Reauthoring Reg 2 Discs

Elizabeth Lowrey wrote on 3/16/2005, 3:11 PM
A few questions on one of my sideline interests.

I'm a huge Anthony Hopkins fan and am anxious to acquire some of his old films that have only been released in Europe as Region 2 DVDs. SInce these films are very unlikely to be released as Region 1 discs, I thought I would bite the bullet, buy the foreign discs (at a premium price, no doubt) and then, if possible, rip and reauthor them myself as region 1 discs so that I can watch them on my home player and TV (personal use ONLY).

There are actually two categories of material at issue here. One is comprised of stuff that was originally shot on film at standard 24 fps. The other is BBC and other material that originated on PAL video for broadcast in England and Europe.

Assuming I temporarily change the region of one of my DVD drives to a region 2 drive and acquire the appropriate ripping tools to extract the vob files from these discs, will I be able to reauthor the discs as region 1 discs that will play in native region 1 players that are feeding NTSC 29.97 fps televisions? Will the process be different depending upon the original source material (film vs. PAL video)?

Since film starts out at the same frame rate no matter what the destination format or TV system, I'm assuming there's no reason a reauthor of film material can't be done for region 1. Some ripping tests I did yesterday on a region 1 commercial disk with film-originated material show that the extracted file has a frame rate of "23.976" IVTC. I assume this means that, regardless of region, filmed material is filed on the disc at a standard frame rate and then the proper pulldown/rate adjustment is applied by the player (NTSC 29.97 or PAL 25, depending upon the player's region) during playback. Is this correct? Will I be able to leave the extracted mpeg2 files in tact and simply reauthor an NTSC compatible disc from them without re-encoding?

I'm much less sure about the process for PAL video-originated material. Would I be able to author an NTSC compatible disc from in-tact vob/mpeg2 files that were extracted from a region 2 disc of 25 fps PAL material? Is there a standard, in other words, within the DVD specification for players adding appropriate pulldown for PAL material to be viewed on NTSC displays?
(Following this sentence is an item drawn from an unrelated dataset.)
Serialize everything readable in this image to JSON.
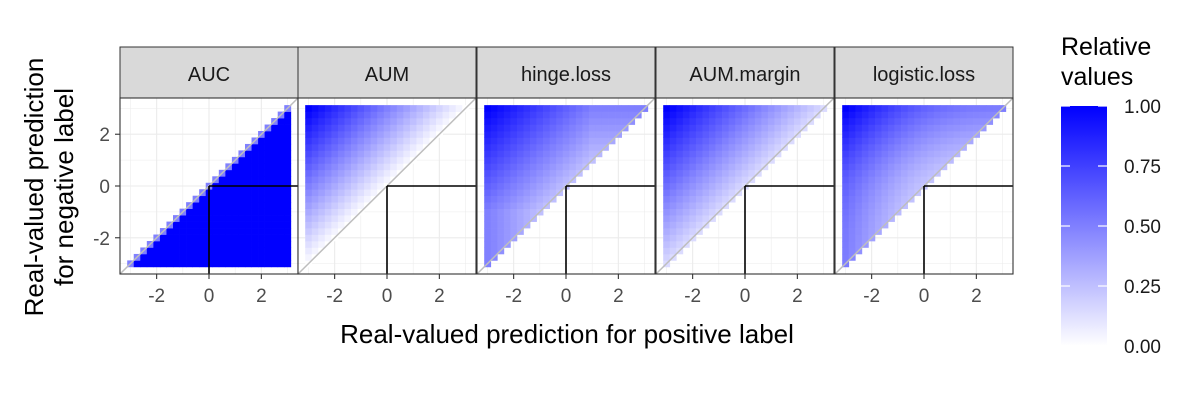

Or would I have to convert the vob/mpeg2s to AVIs, bring them into a Vegas project that uses an NTSC frame rate, where appropriate pulldown can be applied, and then re-encode everything to mpeg2 and author based on the new renders?

I have never worked with PAL video EVER and really don't know much about how the DVD standard works to coordinate the differing world frame rates in video and film. So I feel very ignorant about how I might attempt this process. Much appreciation for any help.

Comments

Kanst wrote on 3/17/2005, 12:02 PM
The most Home DVD Players can set output system to choosen by user, look in players manual. If it can do this, symply rip disks using DVD Decrypter (http://www.dvddecrypter.com/) to HDD and burn to another DVD.
mbryant wrote on 3/18/2005, 5:03 AM
I can’t answer all your questions, but I can take the easy ones..

If you “rip” and reauthor, you won’t have any issues with region code. Any disc you author will be region free. There are copyright issues in doing this, even if it is for personal use, but I assume you know that.

Converting from PAL to NTSC can also be done, see
PAL-NTSC conversion

What I don’t know for sure about is your questions about films and if a conversion can be avoided, but I don’t think this is correct. I know that in general a NTSC player generally won’t play a PAL DVD (though some will), even if it is multi-region and the source was film. As well as frame rate there is size; PAL is 720x576, NTSC is 720x480.